Routine tests performed early in pregnancy:
NIPT Generation Test A blood test through QML for chromosomal abnormalities including Down Syndrome. Dr Howland will discuss this with you in your initial visit. It is not compulsory; it is used to identify chromosomal abnormalities if requested or at risk.
Glucose Tolerance Test (GTT): performed before 28 weeks to test for gestational diabetes. This test looks at how your body processes glucose over 2 hours. You will need to book in this blood test at QML or SNP.
If you have a high risk of placental dysfunction or preeclampsia later in the pregnancy, a small dose (150mg) of aspirin taken at night significantly reduces the risk. It is usually started after 10 weeks and should be started by 16 weeks. It appears to have very little risk to you or your baby. It is continued until delivery. You still cannot take aspirin in painkilling doses (usually 600mg) at this can harm the baby.
If you are Rh-negative and have not formed any anti-Rh antibodies, you will receive an injection of “Anti-D” at 28 and 34 weeks and then after birth if baby is Rh positive. This aims to reduce the chance of the present baby and especially future babies being affected by serious Rh blood problems.
If you have been found to have Streptococcus Group B in your vagina during the pregnancy, you will be offered intravenous antibiotic during your labour. This crosses the placenta and helps to protect the baby from developing a serious infection after delivery. An antibiotic injection is routinely given through the IV drip during caesarean delivery to reduce the chance of postoperative infection in the mother.
Dr Howland and team are very pro-vaccination, so we will recommend immunisations for mum, dad, family and baby when they are born.
Mum: influenza, whooping cough (given @ 23-34 weeks in evey pregnancy for free at your GP), Hep B and Rubella (if required, after birth)
Dad & close family: influenza & Boostrix (includes whooping cough, diphtheria and tetanus. Lasts 10 years)
Baby at birth: Vitamin K and Hep B
If you have a high risk of premature labour (history or short cervix at 20+ weeks), you will be offered progesterone pessaries to insert in your vagina. You may also need a suture to hold your cervix closed.
If you seem very likely to delivery by any route before 34 weeks, you will be offered steroid injections before delivery to improve your baby’s lung function to a safe level. This is 2 doses of betamethasone day apart.
If you have an elective caesarean delivery before 38 weeks + 4 days, the paediatricians request that you have a steroid injection before the delivery. This appears to reduce the chance of breathing problems in the baby from about 1:6 to 1:30.

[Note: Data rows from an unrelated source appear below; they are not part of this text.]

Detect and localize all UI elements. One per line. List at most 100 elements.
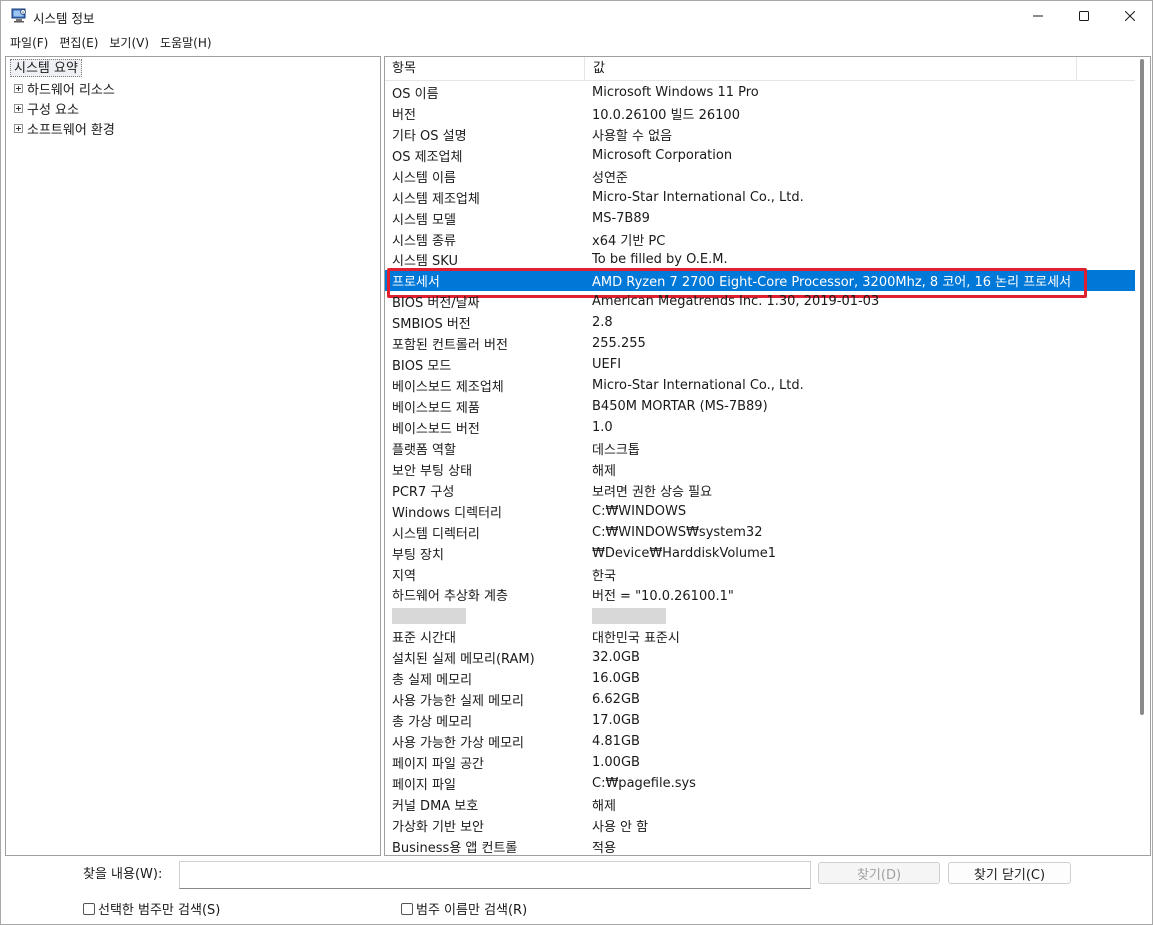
row-item-cell: 기타 OS 설명: [392, 128, 467, 144]
table-row-selected[interactable]: 프로세서 AMD Ryzen 7 2700 Eight-Core Processo…: [385, 268, 1135, 299]
column-header-item[interactable]: 항목: [385, 57, 585, 81]
table-row[interactable]: OS 제조업체 Microsoft Corporation: [385, 145, 1135, 166]
table-row[interactable]: 가상화 기반 보안 사용 안 함: [385, 815, 1135, 836]
row-item-cell: 페이지 파일 공간: [392, 756, 484, 772]
row-item-cell: 가상화 기반 보안: [392, 819, 484, 835]
table-row[interactable]: 부팅 장치 ₩Device₩HarddiskVolume1: [385, 543, 1135, 564]
row-item-cell: 버전: [392, 107, 416, 123]
table-row[interactable]: BIOS 모드 UEFI: [385, 354, 1135, 375]
row-value-cell: 17.0GB: [592, 713, 640, 729]
row-item-cell: 총 가상 메모리: [392, 715, 473, 731]
row-value-cell: x64 기반 PC: [592, 233, 666, 249]
row-item-cell: 지역: [392, 568, 416, 584]
table-row[interactable]: SMBIOS 버전 2.8: [385, 312, 1135, 333]
row-value-cell: ₩Device₩HarddiskVolume1: [592, 545, 777, 561]
row-item-cell: 시스템 모델: [392, 212, 456, 228]
row-value-cell: 적용: [592, 840, 616, 856]
table-row[interactable]: 시스템 모델 MS-7B89: [385, 208, 1135, 229]
row-item-cell: 설치된 실제 메모리(RAM): [392, 652, 535, 668]
table-row[interactable]: 보안 부팅 상태 해제: [385, 459, 1135, 480]
minimize-button[interactable]: [1015, 1, 1061, 31]
tree-item-label: 소프트웨어 환경: [27, 122, 115, 138]
table-row[interactable]: 시스템 제조업체 Micro-Star International Co., Lt…: [385, 187, 1135, 208]
tree-item-components[interactable]: 구성 요소: [14, 98, 79, 118]
row-item-cell: 하드웨어 추상화 계층: [392, 589, 508, 605]
row-item-cell: OS 제조업체: [392, 149, 463, 165]
checkbox-box[interactable]: [401, 902, 413, 915]
close-icon: [1125, 11, 1135, 21]
menu-edit[interactable]: 편집(E): [54, 32, 103, 53]
tree-item-software-environment[interactable]: 소프트웨어 환경: [14, 118, 115, 138]
table-row[interactable]: 플랫폼 역할 데스크톱: [385, 438, 1135, 459]
row-value-cell: 한국: [592, 568, 616, 584]
table-row[interactable]: 사용 가능한 가상 메모리 4.81GB: [385, 731, 1135, 752]
menu-file[interactable]: 파일(F): [5, 32, 53, 53]
row-value-cell: 1.0: [592, 419, 613, 435]
row-value-cell: 사용 안 함: [592, 819, 649, 835]
maximize-button[interactable]: [1061, 1, 1107, 31]
row-item-cell: BIOS 모드: [392, 359, 452, 375]
table-row[interactable]: [385, 605, 1135, 626]
find-input[interactable]: [179, 861, 811, 889]
row-value-cell: C:₩WINDOWS₩system32: [592, 524, 763, 540]
vertical-scrollbar[interactable]: [1140, 59, 1144, 715]
table-row[interactable]: 베이스보드 제조업체 Micro-Star International Co., …: [385, 375, 1135, 396]
row-item-cell: 표준 시간대: [392, 631, 456, 647]
row-item-cell: Business용 앱 컨트롤: [392, 840, 518, 856]
table-row[interactable]: 베이스보드 제품 B450M MORTAR (MS-7B89): [385, 396, 1135, 417]
table-row[interactable]: 시스템 디렉터리 C:₩WINDOWS₩system32: [385, 522, 1135, 543]
column-header-value[interactable]: 값: [586, 57, 1077, 81]
table-row[interactable]: 표준 시간대 대한민국 표준시: [385, 626, 1135, 647]
search-category-names-checkbox[interactable]: 범주 이름만 검색(R): [401, 899, 527, 918]
expand-plus-icon[interactable]: [14, 103, 23, 113]
table-row[interactable]: 페이지 파일 C:₩pagefile.sys: [385, 773, 1135, 794]
tree-item-system-summary[interactable]: 시스템 요약: [10, 59, 82, 77]
row-item-cell: 총 실제 메모리: [392, 673, 473, 689]
table-row[interactable]: Windows 디렉터리 C:₩WINDOWS: [385, 501, 1135, 522]
row-value-cell: 해제: [592, 463, 616, 479]
row-value-cell: MS-7B89: [592, 210, 650, 226]
expand-plus-icon[interactable]: [14, 83, 23, 93]
row-value-cell: [592, 607, 666, 624]
table-row[interactable]: 포함된 컨트롤러 버전 255.255: [385, 333, 1135, 354]
table-row[interactable]: Business용 앱 컨트롤 적용: [385, 836, 1135, 856]
search-selected-category-checkbox[interactable]: 선택한 범주만 검색(S): [83, 899, 220, 918]
table-row[interactable]: 총 가상 메모리 17.0GB: [385, 710, 1135, 731]
table-row[interactable]: PCR7 구성 보려면 권한 상승 필요: [385, 480, 1135, 501]
row-value-cell: 6.62GB: [592, 692, 640, 708]
row-item-cell: BIOS 버전/날짜: [392, 296, 480, 312]
close-find-button[interactable]: 찾기 닫기(C): [948, 862, 1071, 884]
table-row[interactable]: 기타 OS 설명 사용할 수 없음: [385, 124, 1135, 145]
redacted-text: [392, 607, 466, 624]
table-row[interactable]: 시스템 이름 성연준: [385, 166, 1135, 187]
find-button[interactable]: 찾기(D): [818, 862, 940, 884]
row-value-cell: 성연준: [592, 170, 628, 186]
table-row[interactable]: 사용 가능한 실제 메모리 6.62GB: [385, 689, 1135, 710]
table-row[interactable]: OS 이름 Microsoft Windows 11 Pro: [385, 82, 1135, 103]
table-row[interactable]: 총 실제 메모리 16.0GB: [385, 668, 1135, 689]
checkbox-box[interactable]: [83, 902, 95, 915]
menu-help[interactable]: 도움말(H): [155, 32, 217, 53]
table-row[interactable]: 커널 DMA 보호 해제: [385, 794, 1135, 815]
table-row[interactable]: 하드웨어 추상화 계층 버전 = "10.0.26100.1": [385, 585, 1135, 606]
expand-plus-icon[interactable]: [14, 123, 23, 133]
tree-item-label: 구성 요소: [27, 102, 79, 118]
table-row[interactable]: 시스템 종류 x64 기반 PC: [385, 229, 1135, 250]
row-item-cell: 베이스보드 제조업체: [392, 380, 504, 396]
row-value-cell: AMD Ryzen 7 2700 Eight-Core Processor, 3…: [592, 275, 1072, 291]
row-item-cell: PCR7 구성: [392, 484, 455, 500]
row-item-cell: 시스템 종류: [392, 233, 456, 249]
menu-view[interactable]: 보기(V): [104, 32, 154, 53]
table-row[interactable]: 페이지 파일 공간 1.00GB: [385, 752, 1135, 773]
row-value-cell: 사용할 수 없음: [592, 128, 673, 144]
row-item-cell: 커널 DMA 보호: [392, 798, 479, 814]
find-label: 찾을 내용(W):: [83, 867, 163, 882]
close-button[interactable]: [1107, 1, 1153, 31]
table-row[interactable]: 버전 10.0.26100 빌드 26100: [385, 103, 1135, 124]
table-row[interactable]: 지역 한국: [385, 564, 1135, 585]
table-row[interactable]: BIOS 버전/날짜 American Megatrends Inc. 1.30,…: [385, 291, 1135, 312]
table-row[interactable]: 시스템 SKU To be filled by O.E.M.: [385, 250, 1135, 271]
tree-item-hardware-resources[interactable]: 하드웨어 리소스: [14, 78, 115, 98]
table-row[interactable]: 베이스보드 버전 1.0: [385, 417, 1135, 438]
table-row[interactable]: 설치된 실제 메모리(RAM) 32.0GB: [385, 647, 1135, 668]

Babies born by caesarean operation may miss out on receiving “good” bacteria from their mother’s vagina at delivery. This is thought to increase the risk of allergies and toxic bowel problems in young babies. A probiotic with a mix of bacteria can be given to the baby after birth to give the baby best protection. These are available at pharmacies. Dry capsules are better the refrigerated liquid preparations.
Postnatally after a caesarean delivery or if antibiotics are given, probiotics for the mother reduce the incidence of mastitis and other infections.